The prognosis for individuals with TSC depends on the severity of symptoms, which range from mild skin abnormalities to varying degrees of learning disabilities and epilepsy to severe mental retardation, uncontrollable seizures, and kidney failure. Those individuals with mild symptoms generally do well and live long productive lives, while individuals with the more severe form may have serious disabilities. However, with appropriate medical care, most individuals with the disorder can look forward to normal life expectancy.
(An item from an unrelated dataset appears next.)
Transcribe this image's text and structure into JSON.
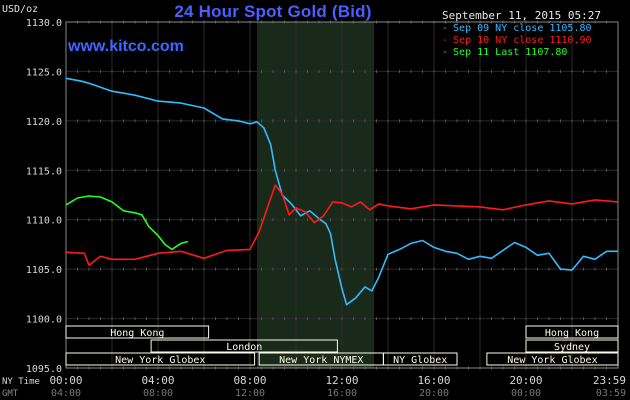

Leading causes of death include renal disease, brain tumour, lymphangiomyomatosis of the lung, and status epilepticus or bronchopneumonia in those with severe mental handicap. Cardiac failure due to rhabdomyomas is a risk in the fetus or neonate, but is rarely a problem subsequently. Kidney complications such as angiomyolipoma (AML) and cysts are common, and more frequent in females than males and in TSC2 than TSC1. Renal cell carcinoma is uncommon. Lymphangioleiomyomatosis (LAM) is only a risk for females with AMLs. In the brain, the subependymal nodules occasionally degenerate to subependymal giant cell astrocytomas (SEGA). These may block the circulation of cerebrospinal fluid around the brain, leading to hydrocephalus.
Detection of the disease should prompt one for genetic counselling. It is also important to know that even though the disease does not have a cure, symptoms can be treated symptomatically. Hence, awareness regarding different organ manifestations of tuberous sclerosis is important.